The European scrutiny committee has urged the government to clarify its position on major changes to EU customs controls.

Under the Northern Ireland Protocol, these controls would add customs formalities for traders moving goods from Great Britain to Northern Ireland.

The EU is moving closer to passing legislation providing for a ‘Single Customs Window’ that links together customs and regulatory IT systems into a single online portal, allowing traders with the bloc to clear goods more easily.

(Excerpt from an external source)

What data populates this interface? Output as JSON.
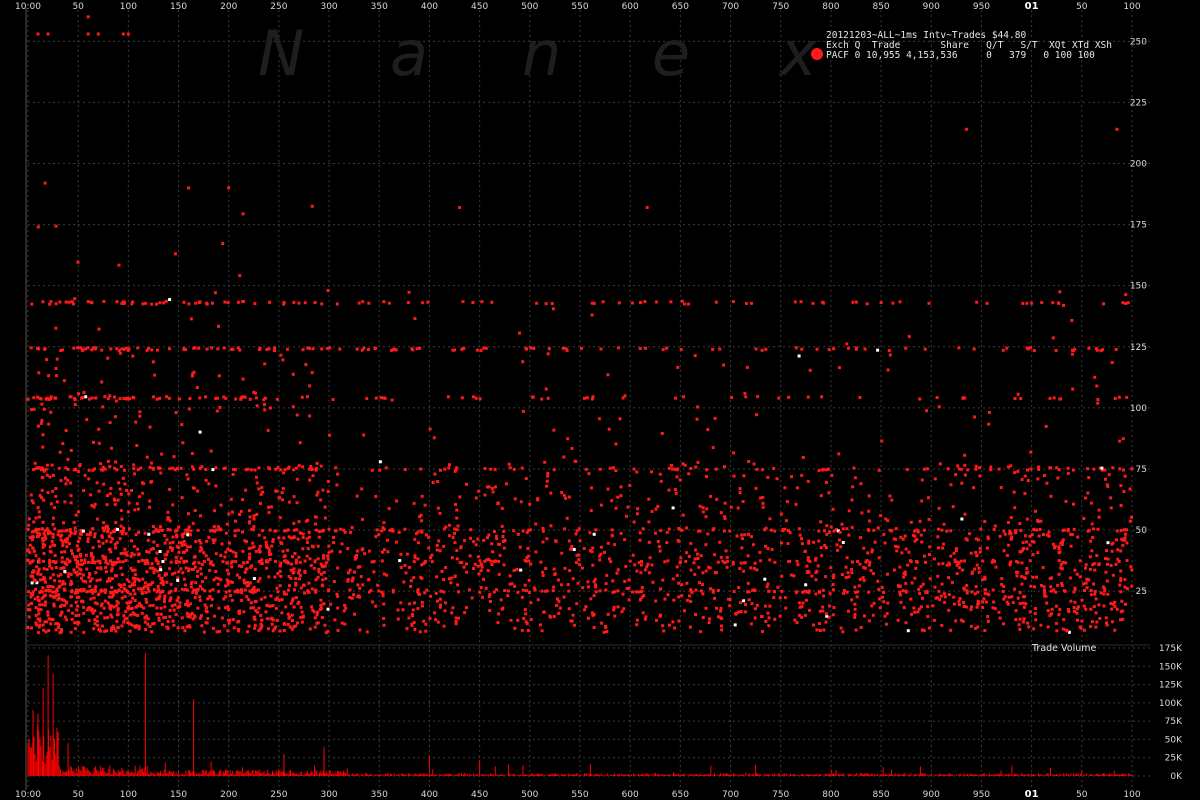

In its latest report, the committee suggests that whilst the government has announced plans for its own ‘Single Trade Window’ it has yet to clarify how the new system will operate in Northern Ireland. Under the Protocol, Northern Ireland must apply EU customs controls. The committee first warned of implications of the EU’s proposals on Great Britain to Northern Ireland trade in its December 2020 report.

Today’s analysis highlights that the government intends for the UK and EU ‘single window’ initiatives to be linked in some way and have initiated discussions with the EU on a joined-up approach. In a letter to the Financial Secretary to the Treasury, Lucy Frazer QC MP, the Chair of the committee, Sir Bill Cash, asks for detail on how the government is ensuring the interests of Northern Ireland are considered in discussions with the EU and how overlap with the UK system will be resolved.

Chair of the committee Sir Bill Cash said: “Under the Northern Ireland Protocol, the EU’s plan for a one-stop shop to clear goods risks adding customs formalities for trade within the UK where there were none before. One year on from our first report, we are no closer to clarity.

“We are calling on the government to set out how it will work with the EU to ensure UK businesses based in or trading with Northern Ireland are not impacted as well as how it plans to resolve overlap with its own parallel proposals to set up a single customs portal.

“Given the scale of the technical challenge of linking customs and regulatory systems, in both the UK and EU proposals, this must happen sooner rather than later.”